Search code examples
rregressionpiecewise

How to Create Piecewise Constant (Bin Smooth) Model in R?


I've looked all over for an answer to this question.

If you have an explanatory variable x and a response y, how can you fit a piecewise constant regression model in R?

I know the segmented package may be used to create a piecewise non-constant model, but I cannot figure out how to constrain the slope of each line segment to be 0. I need to be able to use the model for prediction, which is why I cannot simply use the regressogram function.

Thanks for any help,

Jack


Solution

  • You can do this in base R using approxfun by including the argument method = "constant" Since you don't provide data, I made an example using data built into R.

    StepFun = approxfun(x=iris$Sepal.Length, 
        y = iris$Sepal.Width, method = "constant")
    

    Edit

    I now think that the question is to break the range of x into bins and create a piecewise constant function (using the mean value of y per bin). I am giving two versions of this. One that is easier and one that matches the OP's comments better. Both of these are done using cut to bin the data.

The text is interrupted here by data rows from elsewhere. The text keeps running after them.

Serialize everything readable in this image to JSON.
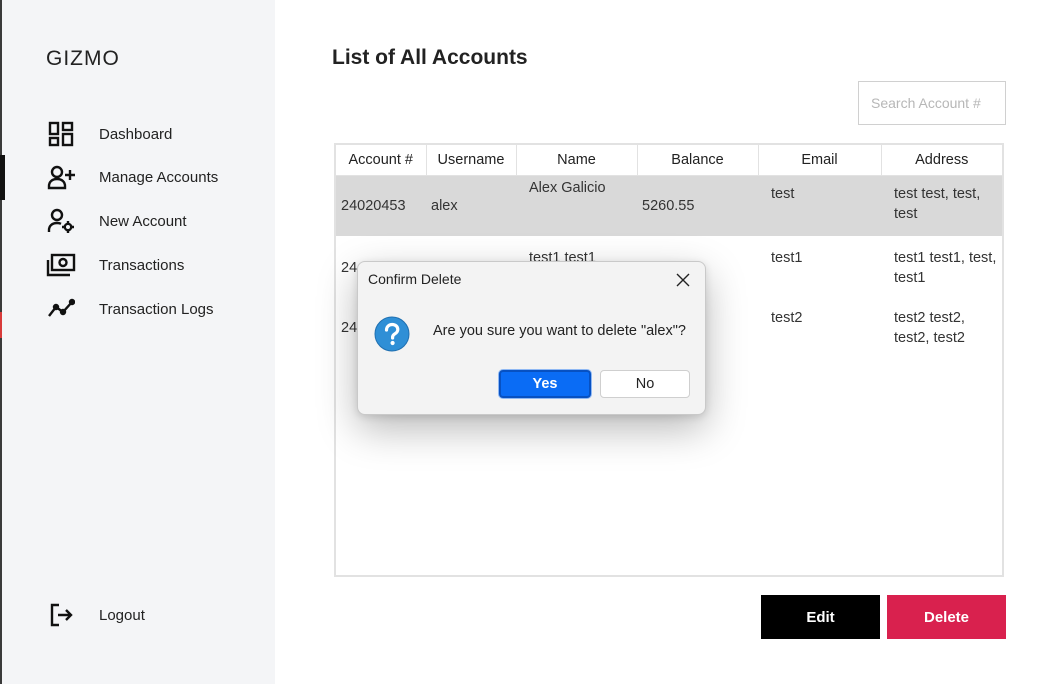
{
  "app": {
    "brand": "GIZMO"
  },
  "sidebar": {
    "items": [
      {
        "label": "Dashboard",
        "icon": "dashboard-icon"
      },
      {
        "label": "Manage Accounts",
        "icon": "add-user-icon"
      },
      {
        "label": "New Account",
        "icon": "user-settings-icon"
      },
      {
        "label": "Transactions",
        "icon": "money-icon"
      },
      {
        "label": "Transaction Logs",
        "icon": "trend-line-icon"
      }
    ],
    "logout": {
      "label": "Logout",
      "icon": "logout-icon"
    }
  },
  "main": {
    "title": "List of All Accounts",
    "search": {
      "placeholder": "Search Account #",
      "value": ""
    },
    "table": {
      "columns": [
        "Account #",
        "Username",
        "Name",
        "Balance",
        "Email",
        "Address"
      ],
      "rows": [
        {
          "account": "24020453",
          "username": "alex",
          "name": "Alex Galicio",
          "balance": "5260.55",
          "email": "test",
          "address": "test test, test, test"
        },
        {
          "account": "24",
          "username": "",
          "name": "test1 test1",
          "balance": "",
          "email": "test1",
          "address": "test1 test1, test, test1"
        },
        {
          "account": "24",
          "username": "",
          "name": "",
          "balance": "",
          "email": "test2",
          "address": "test2 test2, test2, test2"
        }
      ]
    },
    "actions": {
      "edit": "Edit",
      "delete": "Delete"
    }
  },
  "dialog": {
    "title": "Confirm Delete",
    "message": "Are you sure you want to delete \"alex\"?",
    "yes": "Yes",
    "no": "No",
    "icon": "question-icon"
  },
  "colors": {
    "sidebar_bg": "#f4f5f7",
    "selected_row": "#d9d9d9",
    "edit_button": "#000000",
    "delete_button": "#d9214e",
    "dialog_primary": "#0a6cf5",
    "question_icon": "#2f8fd6"
  }
}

    Version 1: Specify the endpoints of the bins

    This is easy if you just want to specify the bins themselves. Notice that I am plotting with a large number of intermediate points. This avoids the appearance of any slanted regions in the plot.

    ## To specify break boundaries
    BREAKS = seq(4,8,0.5)
    BINS  = cut(iris$Sepal.Length, breaks=BREAKS, labels=FALSE)
    MEANS = aggregate(iris$Sepal.Length, list(BINS), mean)$x
    
    Step2 = approxfun(x=BREAKS[-1], y = MEANS, method = "constant")
    curve(Step2, xlim=c(4.5,8),n=1001)
    

    Step 2

    Version 2: Specify the number of points per bin

    The goal of this version is not to have the bins be the same width, but instead to contain (approximately) the same number of points per bin. You can't actually guarantee that this can be done. If there are multiple x values that are the same in your data, it may not be possible to get exactly the same number of points per bin, but this will get you as close as possible. The idea is to use quantiles to tell you bin boundaries that approximate the same number of points per bin.

    ## To specify number of points per bin
    PointsPerBin = 15
    Q = seq(0,1, PointsPerBin/length(iris$Sepal.Length))
    QBREAKS = quantile(iris$Sepal.Length, Q)
    QBINS  = cut(iris$Sepal.Length, breaks=QBREAKS, labels=FALSE)
    QMEANS = aggregate(iris$Sepal.Length, list(QBINS), mean)$x
    
    Step3 = approxfun(x=QBREAKS[-1], y = QMEANS, method = "constant")
    curve(Step3, xlim=c(4.5,8),n=1001)
    

    Again, if you use a small number of points, it will look like there are slanted regions in the plot.

    Step 3